All three inched forward and peered into a pitch-black hole.
“Wow, I thought we would be safe when we got into the castle. I guess not.” Navashay kicked a small piece of rubble toward the pit, but it didn’t fall in. It hung in mid-air over the pit with no visible means of support.
“What—?” Krys stared at the suspended debris. It was level with the stone floor and a spray of dust surrounded it. He touched his boot next to the piece of broken rock. He thought it was air, but found a solid, yet invisible surface instead.
“Now, that doesn’t make sense.” Peter rubbed his forehead.
“No, it doesn’t,” Navashay said. “Unless it’s something like the invisible barrier that kept the lizardmen out.”
“Well, whatever it is, it seems solid.” Krys nudged the edge of the pit once more.
Navashay took a deep breath and a step forward.
Krys grabbed her arm as fear churned his gut. “What are you doing?”
“It appears to be solid, so, I’m going on.” She arched an eyebrow.
“Let her go,” said Peter with a twinkle in his eye and a small grin. “If she falls in the pit, we’ll know we shouldn’t go that way.”
Her mouth dropped open and she stared at Peter. “I can’t believe you’d say something so mean.”
“Oh, come on, Navashay. It wa
s a joke!” Peter said. “If I didn’t believe it was safe, I wouldn’t let you go.”
“Well, it wasn’t funny.” She yanked her arm out of Krys’ grasp, and took a step onto nothingness.
To Krys’ surprise and relief, she didn’t fall. She walked on what appeared to be air.

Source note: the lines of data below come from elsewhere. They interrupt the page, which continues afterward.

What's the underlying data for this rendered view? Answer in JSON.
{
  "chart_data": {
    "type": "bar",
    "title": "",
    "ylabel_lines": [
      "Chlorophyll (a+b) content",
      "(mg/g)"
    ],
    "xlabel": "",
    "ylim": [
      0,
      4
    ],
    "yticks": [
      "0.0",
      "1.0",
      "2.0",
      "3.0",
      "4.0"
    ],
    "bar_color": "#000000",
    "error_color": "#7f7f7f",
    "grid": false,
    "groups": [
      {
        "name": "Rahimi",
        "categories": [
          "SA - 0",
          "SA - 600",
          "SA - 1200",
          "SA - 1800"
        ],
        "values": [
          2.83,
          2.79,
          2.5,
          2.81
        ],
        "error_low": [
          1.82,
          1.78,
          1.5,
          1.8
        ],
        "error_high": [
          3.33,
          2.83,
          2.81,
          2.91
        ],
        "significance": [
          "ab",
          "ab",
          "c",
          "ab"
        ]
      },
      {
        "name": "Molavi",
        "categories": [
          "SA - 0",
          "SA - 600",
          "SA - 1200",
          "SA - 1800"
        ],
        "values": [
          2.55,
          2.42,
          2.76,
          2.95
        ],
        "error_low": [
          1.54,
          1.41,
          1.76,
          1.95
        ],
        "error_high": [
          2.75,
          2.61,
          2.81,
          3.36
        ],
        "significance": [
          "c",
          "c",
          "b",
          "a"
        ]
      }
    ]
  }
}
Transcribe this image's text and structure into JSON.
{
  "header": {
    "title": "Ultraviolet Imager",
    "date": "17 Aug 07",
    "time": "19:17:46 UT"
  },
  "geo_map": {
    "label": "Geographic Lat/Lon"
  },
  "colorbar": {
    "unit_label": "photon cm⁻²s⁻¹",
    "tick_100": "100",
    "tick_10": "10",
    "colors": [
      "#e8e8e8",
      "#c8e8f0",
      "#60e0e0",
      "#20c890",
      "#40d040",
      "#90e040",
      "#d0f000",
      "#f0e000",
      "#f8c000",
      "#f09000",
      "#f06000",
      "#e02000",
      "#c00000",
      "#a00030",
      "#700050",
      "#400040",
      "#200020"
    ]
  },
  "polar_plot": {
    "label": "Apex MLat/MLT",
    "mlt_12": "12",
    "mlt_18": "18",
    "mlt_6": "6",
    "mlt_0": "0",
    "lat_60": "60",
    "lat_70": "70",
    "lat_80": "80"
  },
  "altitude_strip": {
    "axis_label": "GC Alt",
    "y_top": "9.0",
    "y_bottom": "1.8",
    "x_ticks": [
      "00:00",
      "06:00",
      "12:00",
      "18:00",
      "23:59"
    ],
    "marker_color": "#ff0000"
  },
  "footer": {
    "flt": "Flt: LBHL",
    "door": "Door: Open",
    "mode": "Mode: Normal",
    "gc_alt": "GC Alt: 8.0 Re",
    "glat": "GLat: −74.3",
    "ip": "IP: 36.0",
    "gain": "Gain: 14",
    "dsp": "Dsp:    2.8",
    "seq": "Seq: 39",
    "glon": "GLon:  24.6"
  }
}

She bounced once and took another step, then turned around and grinned. “Solid as the stone floor you’re standing on.”
Krys took a ragged breath and fought down the fear of plummeting into, yet another pit. He placed a shaky foot over the abyss and stepped forward but refused to look at the black expanse below his feet.
Peter barreled through, knocking Krys forward. “Get moving, you little yard fowl.”

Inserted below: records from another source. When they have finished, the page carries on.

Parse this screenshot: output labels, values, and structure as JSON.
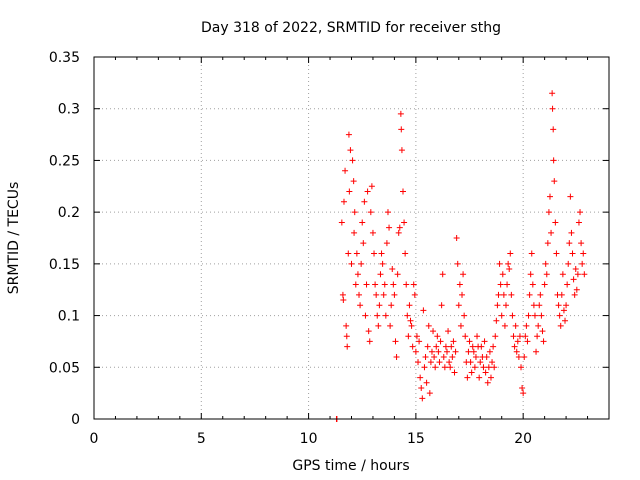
{
  "chart_data": {
    "type": "scatter",
    "title": "Day 318 of 2022, SRMTID for receiver sthg",
    "xlabel": "GPS time / hours",
    "ylabel": "SRMTID / TECUs",
    "xlim": [
      0,
      24
    ],
    "ylim": [
      0,
      0.35
    ],
    "xticks": [
      0,
      5,
      10,
      15,
      20
    ],
    "yticks": [
      0,
      0.05,
      0.1,
      0.15,
      0.2,
      0.25,
      0.3,
      0.35
    ],
    "xtick_labels": [
      "0",
      "5",
      "10",
      "15",
      "20"
    ],
    "ytick_labels": [
      "0",
      "0.05",
      "0.1",
      "0.15",
      "0.2",
      "0.25",
      "0.3",
      "0.35"
    ],
    "grid": true,
    "marker": "+",
    "color": "#ff0000",
    "series": [
      {
        "name": "SRMTID",
        "points": [
          [
            11.3,
            0.0
          ],
          [
            11.32,
            0.0
          ],
          [
            11.55,
            0.19
          ],
          [
            11.6,
            0.12
          ],
          [
            11.62,
            0.115
          ],
          [
            11.65,
            0.21
          ],
          [
            11.7,
            0.24
          ],
          [
            11.75,
            0.09
          ],
          [
            11.78,
            0.08
          ],
          [
            11.8,
            0.07
          ],
          [
            11.85,
            0.16
          ],
          [
            11.88,
            0.275
          ],
          [
            11.9,
            0.22
          ],
          [
            11.95,
            0.26
          ],
          [
            12.0,
            0.15
          ],
          [
            12.05,
            0.25
          ],
          [
            12.1,
            0.23
          ],
          [
            12.12,
            0.18
          ],
          [
            12.15,
            0.2
          ],
          [
            12.2,
            0.13
          ],
          [
            12.25,
            0.16
          ],
          [
            12.3,
            0.14
          ],
          [
            12.35,
            0.12
          ],
          [
            12.4,
            0.11
          ],
          [
            12.45,
            0.15
          ],
          [
            12.5,
            0.19
          ],
          [
            12.55,
            0.17
          ],
          [
            12.6,
            0.21
          ],
          [
            12.65,
            0.1
          ],
          [
            12.7,
            0.13
          ],
          [
            12.75,
            0.22
          ],
          [
            12.8,
            0.085
          ],
          [
            12.85,
            0.075
          ],
          [
            12.9,
            0.2
          ],
          [
            12.95,
            0.225
          ],
          [
            13.0,
            0.18
          ],
          [
            13.05,
            0.16
          ],
          [
            13.1,
            0.13
          ],
          [
            13.15,
            0.12
          ],
          [
            13.2,
            0.1
          ],
          [
            13.25,
            0.09
          ],
          [
            13.3,
            0.11
          ],
          [
            13.35,
            0.14
          ],
          [
            13.4,
            0.16
          ],
          [
            13.45,
            0.15
          ],
          [
            13.5,
            0.12
          ],
          [
            13.55,
            0.13
          ],
          [
            13.6,
            0.1
          ],
          [
            13.65,
            0.17
          ],
          [
            13.7,
            0.2
          ],
          [
            13.75,
            0.185
          ],
          [
            13.8,
            0.09
          ],
          [
            13.85,
            0.11
          ],
          [
            13.9,
            0.145
          ],
          [
            13.95,
            0.13
          ],
          [
            14.0,
            0.12
          ],
          [
            14.05,
            0.075
          ],
          [
            14.1,
            0.06
          ],
          [
            14.15,
            0.14
          ],
          [
            14.2,
            0.18
          ],
          [
            14.25,
            0.185
          ],
          [
            14.3,
            0.295
          ],
          [
            14.32,
            0.28
          ],
          [
            14.35,
            0.26
          ],
          [
            14.4,
            0.22
          ],
          [
            14.45,
            0.19
          ],
          [
            14.5,
            0.16
          ],
          [
            14.55,
            0.13
          ],
          [
            14.6,
            0.1
          ],
          [
            14.65,
            0.08
          ],
          [
            14.7,
            0.11
          ],
          [
            14.75,
            0.095
          ],
          [
            14.8,
            0.09
          ],
          [
            14.85,
            0.07
          ],
          [
            14.9,
            0.13
          ],
          [
            14.95,
            0.12
          ],
          [
            15.0,
            0.065
          ],
          [
            15.05,
            0.08
          ],
          [
            15.1,
            0.055
          ],
          [
            15.15,
            0.075
          ],
          [
            15.2,
            0.04
          ],
          [
            15.25,
            0.03
          ],
          [
            15.3,
            0.02
          ],
          [
            15.35,
            0.105
          ],
          [
            15.4,
            0.05
          ],
          [
            15.45,
            0.06
          ],
          [
            15.5,
            0.035
          ],
          [
            15.55,
            0.07
          ],
          [
            15.6,
            0.09
          ],
          [
            15.65,
            0.025
          ],
          [
            15.7,
            0.055
          ],
          [
            15.75,
            0.065
          ],
          [
            15.8,
            0.085
          ],
          [
            15.85,
            0.06
          ],
          [
            15.9,
            0.05
          ],
          [
            15.95,
            0.07
          ],
          [
            16.0,
            0.08
          ],
          [
            16.05,
            0.065
          ],
          [
            16.1,
            0.055
          ],
          [
            16.15,
            0.075
          ],
          [
            16.2,
            0.11
          ],
          [
            16.25,
            0.14
          ],
          [
            16.3,
            0.06
          ],
          [
            16.35,
            0.05
          ],
          [
            16.4,
            0.07
          ],
          [
            16.45,
            0.065
          ],
          [
            16.5,
            0.085
          ],
          [
            16.55,
            0.055
          ],
          [
            16.6,
            0.05
          ],
          [
            16.65,
            0.07
          ],
          [
            16.7,
            0.06
          ],
          [
            16.75,
            0.075
          ],
          [
            16.8,
            0.045
          ],
          [
            16.85,
            0.065
          ],
          [
            16.9,
            0.175
          ],
          [
            16.95,
            0.15
          ],
          [
            17.0,
            0.11
          ],
          [
            17.05,
            0.13
          ],
          [
            17.1,
            0.09
          ],
          [
            17.15,
            0.12
          ],
          [
            17.2,
            0.14
          ],
          [
            17.25,
            0.1
          ],
          [
            17.3,
            0.08
          ],
          [
            17.35,
            0.055
          ],
          [
            17.4,
            0.04
          ],
          [
            17.45,
            0.065
          ],
          [
            17.5,
            0.075
          ],
          [
            17.55,
            0.055
          ],
          [
            17.6,
            0.045
          ],
          [
            17.65,
            0.07
          ],
          [
            17.7,
            0.065
          ],
          [
            17.75,
            0.05
          ],
          [
            17.8,
            0.06
          ],
          [
            17.85,
            0.08
          ],
          [
            17.9,
            0.07
          ],
          [
            17.95,
            0.04
          ],
          [
            18.0,
            0.055
          ],
          [
            18.05,
            0.07
          ],
          [
            18.1,
            0.06
          ],
          [
            18.15,
            0.05
          ],
          [
            18.2,
            0.075
          ],
          [
            18.25,
            0.045
          ],
          [
            18.3,
            0.06
          ],
          [
            18.35,
            0.035
          ],
          [
            18.4,
            0.05
          ],
          [
            18.45,
            0.065
          ],
          [
            18.5,
            0.04
          ],
          [
            18.55,
            0.055
          ],
          [
            18.6,
            0.07
          ],
          [
            18.65,
            0.05
          ],
          [
            18.7,
            0.08
          ],
          [
            18.75,
            0.095
          ],
          [
            18.8,
            0.11
          ],
          [
            18.85,
            0.12
          ],
          [
            18.9,
            0.15
          ],
          [
            18.95,
            0.13
          ],
          [
            19.0,
            0.1
          ],
          [
            19.05,
            0.14
          ],
          [
            19.1,
            0.12
          ],
          [
            19.15,
            0.09
          ],
          [
            19.2,
            0.11
          ],
          [
            19.25,
            0.13
          ],
          [
            19.3,
            0.15
          ],
          [
            19.35,
            0.145
          ],
          [
            19.4,
            0.16
          ],
          [
            19.45,
            0.12
          ],
          [
            19.5,
            0.1
          ],
          [
            19.55,
            0.08
          ],
          [
            19.6,
            0.07
          ],
          [
            19.65,
            0.09
          ],
          [
            19.7,
            0.065
          ],
          [
            19.75,
            0.075
          ],
          [
            19.8,
            0.06
          ],
          [
            19.85,
            0.08
          ],
          [
            19.9,
            0.05
          ],
          [
            19.95,
            0.03
          ],
          [
            20.0,
            0.025
          ],
          [
            20.05,
            0.06
          ],
          [
            20.1,
            0.08
          ],
          [
            20.15,
            0.09
          ],
          [
            20.2,
            0.075
          ],
          [
            20.25,
            0.1
          ],
          [
            20.3,
            0.12
          ],
          [
            20.35,
            0.14
          ],
          [
            20.4,
            0.16
          ],
          [
            20.45,
            0.13
          ],
          [
            20.5,
            0.11
          ],
          [
            20.55,
            0.1
          ],
          [
            20.6,
            0.065
          ],
          [
            20.65,
            0.08
          ],
          [
            20.7,
            0.09
          ],
          [
            20.75,
            0.11
          ],
          [
            20.8,
            0.12
          ],
          [
            20.85,
            0.1
          ],
          [
            20.9,
            0.085
          ],
          [
            20.95,
            0.075
          ],
          [
            21.0,
            0.13
          ],
          [
            21.05,
            0.15
          ],
          [
            21.1,
            0.14
          ],
          [
            21.15,
            0.17
          ],
          [
            21.2,
            0.2
          ],
          [
            21.25,
            0.215
          ],
          [
            21.3,
            0.18
          ],
          [
            21.35,
            0.315
          ],
          [
            21.37,
            0.3
          ],
          [
            21.4,
            0.28
          ],
          [
            21.42,
            0.25
          ],
          [
            21.45,
            0.23
          ],
          [
            21.5,
            0.19
          ],
          [
            21.55,
            0.16
          ],
          [
            21.6,
            0.12
          ],
          [
            21.65,
            0.11
          ],
          [
            21.7,
            0.1
          ],
          [
            21.75,
            0.09
          ],
          [
            21.8,
            0.12
          ],
          [
            21.85,
            0.14
          ],
          [
            21.9,
            0.105
          ],
          [
            21.95,
            0.095
          ],
          [
            22.0,
            0.11
          ],
          [
            22.05,
            0.13
          ],
          [
            22.1,
            0.15
          ],
          [
            22.15,
            0.17
          ],
          [
            22.2,
            0.215
          ],
          [
            22.25,
            0.18
          ],
          [
            22.3,
            0.16
          ],
          [
            22.35,
            0.135
          ],
          [
            22.4,
            0.12
          ],
          [
            22.45,
            0.145
          ],
          [
            22.5,
            0.125
          ],
          [
            22.55,
            0.14
          ],
          [
            22.6,
            0.19
          ],
          [
            22.65,
            0.2
          ],
          [
            22.7,
            0.17
          ],
          [
            22.75,
            0.15
          ],
          [
            22.8,
            0.16
          ],
          [
            22.85,
            0.14
          ]
        ]
      }
    ]
  }
}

Krys’ cheeks burned, then a thought occurred to him. A smile curled the corners of his mouth. “Look out, Peter! A ghost!”
Peter spun around, spell-hand in the air at the ready, and ran back past Krys. “Where?” His face drained of color.
Krys laughed.
Peter slapped Krys in the back of the head and shoved past him again. “That wasn’t funny.”
Navashay grinned at Krys. “Yes, it was,” she whispered.
A magnificent lawn area shrouded in dimness opened up in front of them. The sunny sky greeted them as if seen through a thick veil. Through the gloom, the lawn appeared as it would on a moonlit night.
“This is eerie,” Peter said.
“The curse must be a powerful one to hold the entire castle in near-darkness,” Navashay said as she walked onto the grass and scanned the large area.
Krys held the torch high. In the dimness, he made out a lush lawn, trimmed without flaw in the few feet the torch illuminated. “Apparently, the grass stopped growing with the casting of the spell.”
Navashay bent and ran her hand over the greenery. “The King’s servants obviously took great pride in their work for the kingdom.”
Krys stared at the grass. “Strange how this stopped growing but everything else exploded with life.” He walked forward on a stone path that divided the expanse into large sections. Stone benches, small trees, trimmed hedges, perching birds, and thousands of ornamental plants dotted the landscape, but all were eerily still.